Gandi memaparkan bahwa Bandara Ngurah Rai Bali merupakan salah satu bandara terbesar dan tersibuk di Indonesia, dengan kebutuhan Avtur rata-rata sebesar 2.500 kilo liter/hari. Perubahan pola suplai Avtur ini, diharapkan dapat lebih menjamin kehandalan pasokan (security of supply) Avtur di Bandara Ngurah Rai, yaitu dengan memperpendek Round Trip Days (perjalanan kapal dari supply point) dari 3.5 hari menjadi 2.5 hari serta meningkatkan kapasitas penyimpanan Avtur di Terminal BBM Manggis dari 20.000 kilo liter (KL) menjadi 30.000 KL, dan di pertengahan Februari akan ditingkatkan lagi menjadi 40.000 KL.

Pola Suplai Avtur di Bandara Ngurah Rai sebelumnya menggunakan kapal bertipe Medium Range (MR) dari RU (Refinery Unit) IV Cilacap. Avtur selanjutnya diisikan ke FSO berupa kapal tipe MR yang diapungkan di perairan Kalbut, Situbondo.

Kemudian secara regular, Avtur dibawa menggunakan kapal tipe kecil (small) sejumlah 3 kapal berukuran maksimal 8.000 DWT (deadweight tonnage) ke Dermaga Benoa untuk dibongkar dan dipompakan langsung ke DPPU (Depot Pengisian Pesawat Udara) Ngurah Rai.

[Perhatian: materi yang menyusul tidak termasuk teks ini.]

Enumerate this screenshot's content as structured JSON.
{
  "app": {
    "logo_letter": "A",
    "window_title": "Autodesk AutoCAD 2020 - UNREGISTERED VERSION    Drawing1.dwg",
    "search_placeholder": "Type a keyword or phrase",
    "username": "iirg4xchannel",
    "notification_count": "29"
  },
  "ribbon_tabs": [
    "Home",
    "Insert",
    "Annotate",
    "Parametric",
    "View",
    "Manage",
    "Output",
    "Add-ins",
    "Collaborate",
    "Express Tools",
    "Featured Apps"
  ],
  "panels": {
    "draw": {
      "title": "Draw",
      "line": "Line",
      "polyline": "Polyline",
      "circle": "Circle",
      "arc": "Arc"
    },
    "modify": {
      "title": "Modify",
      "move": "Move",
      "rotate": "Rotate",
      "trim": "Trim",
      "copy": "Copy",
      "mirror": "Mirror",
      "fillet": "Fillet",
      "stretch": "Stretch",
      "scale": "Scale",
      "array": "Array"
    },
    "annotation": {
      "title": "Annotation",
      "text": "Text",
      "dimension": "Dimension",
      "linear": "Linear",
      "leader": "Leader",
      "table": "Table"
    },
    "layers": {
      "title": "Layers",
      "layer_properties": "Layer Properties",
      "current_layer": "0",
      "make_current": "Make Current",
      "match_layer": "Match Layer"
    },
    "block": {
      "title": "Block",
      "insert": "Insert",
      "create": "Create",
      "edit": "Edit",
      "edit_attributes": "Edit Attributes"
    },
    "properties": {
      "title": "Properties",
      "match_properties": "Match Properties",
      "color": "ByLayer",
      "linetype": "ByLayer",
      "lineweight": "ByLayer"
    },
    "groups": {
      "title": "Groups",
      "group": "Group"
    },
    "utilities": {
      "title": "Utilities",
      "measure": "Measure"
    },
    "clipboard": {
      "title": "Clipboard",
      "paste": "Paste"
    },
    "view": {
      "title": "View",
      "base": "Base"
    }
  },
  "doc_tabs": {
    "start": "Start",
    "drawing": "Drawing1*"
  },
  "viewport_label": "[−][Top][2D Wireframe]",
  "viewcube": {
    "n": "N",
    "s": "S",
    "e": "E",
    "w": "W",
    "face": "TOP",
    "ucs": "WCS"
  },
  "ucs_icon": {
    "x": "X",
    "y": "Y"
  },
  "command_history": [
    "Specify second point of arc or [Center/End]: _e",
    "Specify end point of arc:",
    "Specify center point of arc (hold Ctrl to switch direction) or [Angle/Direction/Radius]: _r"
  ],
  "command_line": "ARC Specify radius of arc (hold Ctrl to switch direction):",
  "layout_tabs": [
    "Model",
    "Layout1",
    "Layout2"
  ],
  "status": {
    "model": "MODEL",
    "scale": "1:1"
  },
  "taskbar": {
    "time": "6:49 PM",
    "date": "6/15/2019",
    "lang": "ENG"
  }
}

Sedangkan setelah optimasi, Supply Avtur dari RU IV Cilacap diangkut kapal bertipe MR langsung ke Terminal BBM Manggis, kemudian disimpan dalam tangki darat berkapasitas 30.000 KL untuk disalurkan ke Dermaga Benoa menggunakan kapal berukuran small.

Dari Dermaga Benoa, Avtur dipompakan ke DPPU Ngurah Rai menggunakan pipa. Beberapa upaya lainnya yang dilakukan untuk mendukung perubahan pola suplai ini adalah dengan menyiapkan sarana jalur produk Avtur di dermaga Terminal BBM Manggis, serta meningkatkan flowrate discharge Avtur hingga 400 KL/jam dengan pipa berdiameter lebih besar dam sistem double manifold sepanjang 8 kilo meter dari Dermaga Terminal BBM Benoa sampai DPPU Ngurah Rai.

Selain menjaga kehandalan pasokan Avtur, perubahan pola suplai ini juga memberikan dampak efisiensi bagi Perusahaan sekitar USD 7.3 juta, atau setara dengan Rp 106 miliar per tahun dari penghilangan penggunaan 1 (satu) kapal type MR yang digunakan sebagai FSO serta pengurangan penggunaan 2 (dua) kapal jenis small sebagai akibat pengurangan waktu tempuh antara TBBM Manggis ke Dermaga Benoa. Pertamina sebagai salah satu BUMN terdepan, terus berkomitmen untuk melayani kebutuhan energi nasional, dengan tetap melakukan upaya efisiensi di segala lini termasuk dalam operasional di Direktorat LSCI.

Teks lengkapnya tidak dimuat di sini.